In the early 1990s, Jenny Hill was working as a nurse. In her spare time, she enjoyed sewing and helping friends decorate their homes. She and a neighbor, also a nurse, have attended a fabric show in Atlanta before and came back with more fabric than they needed. Much more. Hill sold it in his house and in a flea market, while working and raising two young children. The initial $ 1,000 investment in the hardware officially surpassed his hobby status when his accountant advised him, “Come in or out.”
Hill opened Interior Yardage in 1994 on Southland Drive. She has walked the street several times. The first location was on the second floor of an office building, until Hill realized that “no one wants to go up the stairs, including me,” she said.
In 2001, the opportunity arose to purchase a building in the 300 block of Southland Drive. Hill and her husband, Chuck Hill, had a few rental properties at the time, which they sold and invested the profits in the building and parking lot behind.
Within a year of moving into its new location, Interior Yardage had surpassed what Hill could handle on her own. She needed to hire someone to run the business while she looked after customers, products and projects. âIt was a monumental task, to find someone to hand over all your money to,â she said. So Chuck quit his job in medical sales and joined her in the business.
âWe quickly found out that the first year of marriage wasn’t as difficult as the first year of working together,â she said with a laugh.
They have five to seven employees at all times who manufacture window treatments, offer design advice, and sell lamps, artwork, home decor accessories, storage furniture, and upholstery. Lee Sharp, Liz Rose and Dana Mayborg have been with the company for over 20 years. âA lot of people think Lee owns the business,â Hill said.
âIt was fun to watch it evolve, because if you’re buying draperies, there’s a good chance you need a lamp to go with it,â she said. âBecause Lexington is centrally located and there are so many communities around us that don’t provide this type of service, we get a lot of business out of town. It’s great to serve a lot of outlying communities.
Interior Yardage was hired to line the benches and motorized curtains at the Marriott Residence Inn at City Center during its construction in downtown Lexington.
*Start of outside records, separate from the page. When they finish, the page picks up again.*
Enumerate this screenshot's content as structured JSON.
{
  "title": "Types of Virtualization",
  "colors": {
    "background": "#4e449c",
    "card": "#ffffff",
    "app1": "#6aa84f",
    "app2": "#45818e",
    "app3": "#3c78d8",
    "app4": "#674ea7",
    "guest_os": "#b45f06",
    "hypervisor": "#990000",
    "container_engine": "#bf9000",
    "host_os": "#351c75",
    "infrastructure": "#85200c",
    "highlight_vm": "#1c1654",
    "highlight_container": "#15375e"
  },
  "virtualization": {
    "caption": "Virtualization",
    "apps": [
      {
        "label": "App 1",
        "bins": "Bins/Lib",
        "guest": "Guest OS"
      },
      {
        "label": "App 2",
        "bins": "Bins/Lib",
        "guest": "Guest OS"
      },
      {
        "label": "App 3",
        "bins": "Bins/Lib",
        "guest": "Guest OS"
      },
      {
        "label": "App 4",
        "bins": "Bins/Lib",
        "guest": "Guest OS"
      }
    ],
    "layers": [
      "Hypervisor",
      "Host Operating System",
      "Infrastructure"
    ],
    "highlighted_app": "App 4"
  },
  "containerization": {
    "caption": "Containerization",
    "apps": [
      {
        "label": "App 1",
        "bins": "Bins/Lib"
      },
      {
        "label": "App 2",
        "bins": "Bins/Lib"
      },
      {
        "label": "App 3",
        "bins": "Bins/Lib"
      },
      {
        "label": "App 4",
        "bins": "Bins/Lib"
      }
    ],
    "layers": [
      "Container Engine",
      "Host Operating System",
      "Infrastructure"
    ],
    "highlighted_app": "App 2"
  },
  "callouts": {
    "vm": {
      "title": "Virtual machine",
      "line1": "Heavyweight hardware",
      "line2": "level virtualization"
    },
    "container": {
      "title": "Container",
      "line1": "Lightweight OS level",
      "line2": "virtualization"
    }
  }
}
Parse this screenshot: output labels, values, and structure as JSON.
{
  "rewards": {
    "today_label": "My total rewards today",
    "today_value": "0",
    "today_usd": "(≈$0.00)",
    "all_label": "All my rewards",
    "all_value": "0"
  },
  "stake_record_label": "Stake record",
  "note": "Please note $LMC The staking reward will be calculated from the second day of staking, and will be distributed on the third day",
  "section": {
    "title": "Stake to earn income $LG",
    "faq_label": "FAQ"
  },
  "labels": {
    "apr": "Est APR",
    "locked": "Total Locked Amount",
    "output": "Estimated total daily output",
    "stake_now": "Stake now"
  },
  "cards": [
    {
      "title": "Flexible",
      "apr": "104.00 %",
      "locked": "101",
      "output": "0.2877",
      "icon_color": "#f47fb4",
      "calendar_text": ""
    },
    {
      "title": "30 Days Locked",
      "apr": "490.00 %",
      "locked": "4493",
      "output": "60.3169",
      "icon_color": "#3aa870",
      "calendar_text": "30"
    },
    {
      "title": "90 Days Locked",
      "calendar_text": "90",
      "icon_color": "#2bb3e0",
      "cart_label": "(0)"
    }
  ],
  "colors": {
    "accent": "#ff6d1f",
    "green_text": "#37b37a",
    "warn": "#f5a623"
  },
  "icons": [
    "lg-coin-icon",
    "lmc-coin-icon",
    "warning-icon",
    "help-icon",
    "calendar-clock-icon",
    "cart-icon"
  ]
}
Hill has also undertaken some projects for banks over the years, but the bulk of his clientele is residential, local and regular. Some have second homes in Florida or South Carolina, which bring measurements to Interior Yardage for custom hangings. âThe drapes are easily shipped,â Hill said. âWe have carried out many projects outside the city.
Some of her customers today were children in the 1990s. They remember playing in the back corner of the store while their mothers were shopping. âWe have now entered the second generation of Interior Yardage customers,â Hill said. “That’s wonderful.”
Last year, as people stayed at home, Hill’s business saw an increase in new projects and new clients. âThey wanted their personal space to be more and more comfortable and aesthetic,â she said. âWe have been very, very busy. “
There are inventory issues, however, with some materials being out of stock for months – foam, for one, and embroidered fabrics from India – and some of the checkout furniture that was out of stock for 18 weeks is now out of stock. at 26 weeks. . Hill is patient and conveys this calm to clients.
She grew up on a farm in Bourbon County, where she learned a strong work ethic early on. âI’ve been taught that if you want to do a job, you do it right. I’ve been taught to be honest and take pride in what you do, and if you don’t do it right then don’t do it at all.
One of Hill’s goals each year has been to open an account with a new supplier when she goes to market, ensuring that she never runs out of a skill set or of a particular product. âWe have a strong network of Southland Drive business owners. Businesses thrive here, âshe said. âThere’s this theory that Southland Drive could be the next Chevy Chase, and I hope so. We have lovely houses.
A few years ago, a client asked Hill if she would be interested in selling her business. She wasn’t interested at the time, but the idea was planted. Now she’s ready to think about it. Her eldest son lives in Austin, Texas with the Hills’ new granddaughter. âI can’t wait to be a grandmother with her; I want to be able to go visit her and get to know me, âshe said.
Business is good and family is even better. “We have been blessed, that’s all I can tell you,” she said.